Viene ristretto anche l’accesso agli altri canali di pensionamento anticipato, in continuità con quanto già fatto con la manovra dello scorso anno. In particolare: i lavoratori delle categorie cosiddette “fragili” (disoccupati, caregivers, lavori usuranti, diversamente abili) potranno accedere al cosiddetto “Ape sociale” (anticipo pensionistico, ovvero un assegno ponte di 1500 euro al mese erogato fino al raggiungimento dei requisiti per la pensione) a partire da 63 anni e 5 mesi e non dai 63 anni, il che ridurrà la platea di lavoratori interessati da 16500 a 12500.

Anche “Opzione Donna”, già ridimensionata nella scorsa manovra con il restringimento delle lavoratrici interessate a caregivers, invalide o licenziate da aziende in crisi, richiederà come requisito minimo un’età anagrafica di 61 anni in luogo dei 60 attuali.
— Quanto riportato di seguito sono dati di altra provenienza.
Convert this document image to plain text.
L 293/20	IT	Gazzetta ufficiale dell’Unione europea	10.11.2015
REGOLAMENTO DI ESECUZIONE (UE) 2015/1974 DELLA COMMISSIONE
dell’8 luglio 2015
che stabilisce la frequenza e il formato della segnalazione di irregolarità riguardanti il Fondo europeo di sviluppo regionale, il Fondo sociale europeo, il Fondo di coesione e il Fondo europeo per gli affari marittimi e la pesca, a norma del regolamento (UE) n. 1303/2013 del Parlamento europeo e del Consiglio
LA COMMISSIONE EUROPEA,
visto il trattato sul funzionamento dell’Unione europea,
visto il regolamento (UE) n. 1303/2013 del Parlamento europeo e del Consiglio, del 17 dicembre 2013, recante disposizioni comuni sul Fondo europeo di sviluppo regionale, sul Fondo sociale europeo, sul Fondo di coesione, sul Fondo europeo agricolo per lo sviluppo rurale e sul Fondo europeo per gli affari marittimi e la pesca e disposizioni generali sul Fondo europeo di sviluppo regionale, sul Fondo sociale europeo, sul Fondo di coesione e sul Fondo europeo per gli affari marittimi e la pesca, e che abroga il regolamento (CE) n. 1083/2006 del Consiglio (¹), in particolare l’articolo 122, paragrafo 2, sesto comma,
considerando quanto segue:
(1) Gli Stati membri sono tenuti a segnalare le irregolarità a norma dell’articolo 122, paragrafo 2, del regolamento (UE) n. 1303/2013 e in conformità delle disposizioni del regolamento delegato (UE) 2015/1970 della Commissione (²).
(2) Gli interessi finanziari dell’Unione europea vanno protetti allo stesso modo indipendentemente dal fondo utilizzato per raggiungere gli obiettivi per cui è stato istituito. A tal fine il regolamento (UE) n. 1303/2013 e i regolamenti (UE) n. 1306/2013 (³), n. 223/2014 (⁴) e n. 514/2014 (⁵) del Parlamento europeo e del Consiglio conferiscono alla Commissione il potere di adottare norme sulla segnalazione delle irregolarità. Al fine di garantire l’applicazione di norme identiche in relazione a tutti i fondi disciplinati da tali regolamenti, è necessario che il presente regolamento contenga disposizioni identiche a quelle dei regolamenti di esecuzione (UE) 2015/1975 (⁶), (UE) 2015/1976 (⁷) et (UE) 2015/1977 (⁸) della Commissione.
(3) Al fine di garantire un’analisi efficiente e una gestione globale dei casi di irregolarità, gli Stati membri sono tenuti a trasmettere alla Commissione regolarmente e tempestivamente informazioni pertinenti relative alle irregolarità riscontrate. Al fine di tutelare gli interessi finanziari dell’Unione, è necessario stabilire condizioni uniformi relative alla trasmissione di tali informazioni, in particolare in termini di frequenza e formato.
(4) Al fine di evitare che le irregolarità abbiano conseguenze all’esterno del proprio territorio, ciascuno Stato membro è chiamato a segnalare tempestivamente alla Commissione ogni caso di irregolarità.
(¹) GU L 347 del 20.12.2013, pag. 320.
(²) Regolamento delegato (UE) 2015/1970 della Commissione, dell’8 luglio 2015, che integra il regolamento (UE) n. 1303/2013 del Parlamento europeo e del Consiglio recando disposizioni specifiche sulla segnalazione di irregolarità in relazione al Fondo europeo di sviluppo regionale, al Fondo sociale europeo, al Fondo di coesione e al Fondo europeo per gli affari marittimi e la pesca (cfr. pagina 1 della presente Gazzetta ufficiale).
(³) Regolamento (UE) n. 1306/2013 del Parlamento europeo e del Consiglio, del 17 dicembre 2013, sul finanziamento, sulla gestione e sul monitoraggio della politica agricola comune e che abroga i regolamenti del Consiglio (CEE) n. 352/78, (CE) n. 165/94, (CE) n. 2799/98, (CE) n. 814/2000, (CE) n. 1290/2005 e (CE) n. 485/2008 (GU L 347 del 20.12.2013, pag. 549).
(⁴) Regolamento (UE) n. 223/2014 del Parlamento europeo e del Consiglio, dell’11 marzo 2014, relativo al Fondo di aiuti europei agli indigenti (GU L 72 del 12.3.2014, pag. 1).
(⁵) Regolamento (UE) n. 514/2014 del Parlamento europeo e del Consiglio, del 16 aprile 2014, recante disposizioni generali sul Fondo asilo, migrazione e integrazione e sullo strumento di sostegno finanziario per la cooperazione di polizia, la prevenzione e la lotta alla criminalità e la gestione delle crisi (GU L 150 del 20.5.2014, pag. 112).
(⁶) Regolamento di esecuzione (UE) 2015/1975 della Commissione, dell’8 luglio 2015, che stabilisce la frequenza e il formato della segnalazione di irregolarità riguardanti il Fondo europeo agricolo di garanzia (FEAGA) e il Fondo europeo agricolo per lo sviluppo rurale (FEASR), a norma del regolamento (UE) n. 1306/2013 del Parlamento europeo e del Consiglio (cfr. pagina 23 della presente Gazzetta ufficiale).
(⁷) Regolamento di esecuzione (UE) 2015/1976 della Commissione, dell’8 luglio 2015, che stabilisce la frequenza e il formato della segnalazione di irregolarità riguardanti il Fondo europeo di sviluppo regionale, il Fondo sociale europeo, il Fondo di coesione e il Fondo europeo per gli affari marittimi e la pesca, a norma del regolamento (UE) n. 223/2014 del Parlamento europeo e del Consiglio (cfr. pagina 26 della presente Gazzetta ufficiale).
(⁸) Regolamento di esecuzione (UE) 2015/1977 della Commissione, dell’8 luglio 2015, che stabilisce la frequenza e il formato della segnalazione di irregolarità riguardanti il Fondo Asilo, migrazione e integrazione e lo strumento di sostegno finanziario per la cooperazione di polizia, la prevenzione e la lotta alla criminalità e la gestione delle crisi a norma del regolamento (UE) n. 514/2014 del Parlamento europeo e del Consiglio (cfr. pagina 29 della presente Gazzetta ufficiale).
A poco o nulla vale, infine, l’altra “norma-bandiera” della manovra (insieme alla proroga di “Quota 103” sbandierata da Salvini), ovvero il raffreddamento del meccanismo di adeguamento al costo della vita delle pensioni più “ricche” ovvero quelle che arrivano a 10 volte il minimo (5986 euro lordi). Con la manovra dello scorso anno, infatti, lo stesso taglio è stato applicato agli importi superiori di quattro volte al minimo (2394 euro lordi) generando un risparmio per i prossimi vent’anni di circa 37 miliardi.

Come si può impedire tutto questo? Meloni e Salvini vanno cacciati. Per riuscirci bisogna rendergli il paese sempre più ingovernabile, moltiplicare le mobilitazioni, le iniziative di lotta e alzare il livello della lotta a partire dalle prossime date già fissate:
15 dicembre con lo sciopero del trasporto indetto dai sindacati di base e sotto attacco della precettazione di Salvini
16 dicembre con le mobilitazioni indette da Non una di meno in tutta Italia,
18 dicembre quando a scioperare saranno di nuovo i medici e le altre figure sanitarie
24 e 31 dicembre sciopero della grande distribuzione indetto da Usb

È tempo di mobilitarsi, qui ed ora! Aspettare che tutto passi è il modo più efficace affinché tutto degeneri. Cacciare il governo Meloni questo è l’obiettivo che dà sbocco alle mobilitazioni in corso e pone le premesse per imporre un nuovo governo al paese, che trasformi in leggi e misure tutte le rivendicazioni verso le quali l’attuale classe dominante fa orecchie da mercante. Cacciamoli!